夜風吹得燈籠搖晃,在地上投出扭曲的影子。蒲爭盯著酒碗裏晃動的月光,忽然覺得那像極了她們被世人撕扯得支離破碎的一生。

幾日後,隨著最後一絲紅色褪去,那莫名的情愫和情緒也隨之消失殆盡。等再見沈懷信時,蒲爭的眼裏早已不見曾有的青澀和羞赧,只餘下了最初的清明和沈靜。

此刻的她,早已把全部心思都系在了陳青禾的身上。

那夜長談後,兩人正準備從房頂下去。月光被雲層遮蔽,夜色籠罩著瓦檐。黑暗中,一個念頭忽然闖進蒲爭的腦海。於是她佯裝踩空,身子向前傾去——

下一秒,一只溫熱的手牢牢扣住了她的手腕。那力道精準而沈穩,虎口的繭子磨得她手腕生疼。

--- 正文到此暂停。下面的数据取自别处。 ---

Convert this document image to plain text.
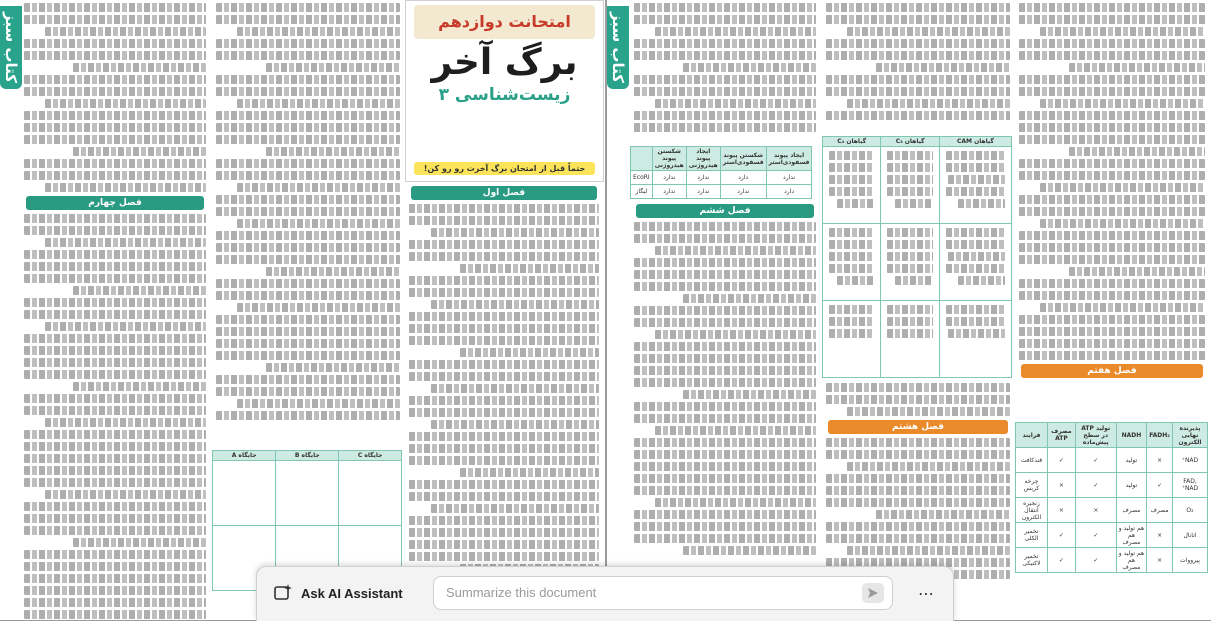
فصل چهارم
فصل اول
کتاب سبز	امتحانت دوازدهم
برگ آخر
زیست‌شناسی ۳
حتماً قبل از امتحان برگ آخرت رو رو کن!
جایگاه C	جایگاه B	جایگاه A

فصل ششم
فصل هشتم
فصل هفتم
کتاب سبز
ایجاد پیوند فسفودی‌استر	شکستن پیوند فسفودی‌استر	ایجاد پیوند هیدروژنی	شکستن پیوند هیدروژنی	
ندارد	دارد	ندارد	ندارد	EcoRI
دارد	ندارد	ندارد	ندارد	لیگاز
گیاهان CAM	گیاهان C₃	گیاهان C₄

پذیرنده نهایی الکترون	FADH₂	NADH	تولید ATP در سطح پیش‌ماده	مصرف ATP	فرایند
NAD⁺	×	تولید	✓	✓	قندکافت
FAD, NAD⁺	✓	تولید	✓	×	چرخه کربس
O₂	مصرف	مصرف	×	×	زنجیره انتقال الکترون
اتانال	×	هم تولید و هم مصرف	✓	✓	تخمیر الکلی
پیرووات	×	هم تولید و هم مصرف	✓	✓	تخمیر لاکتیکی
Ask AI Assistant
Summarize this document	⋯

“小心。”陳青禾的聲音近在耳畔,呼吸間帶著淡淡的酒香。她輕松將蒲爭扶正,動作利落得像拎起一柄木劍。

蒲爭借著月光打量眼前人:這個看似柔弱的女子,腕骨纖細卻蘊含著驚人的力量,方才那一抓的力道與角度,分明是練家子才有的身手。

她不禁心頭一顫。

這個在武館裏活得像個透明人的陳青禾,根本沒有表現出來那麽簡單。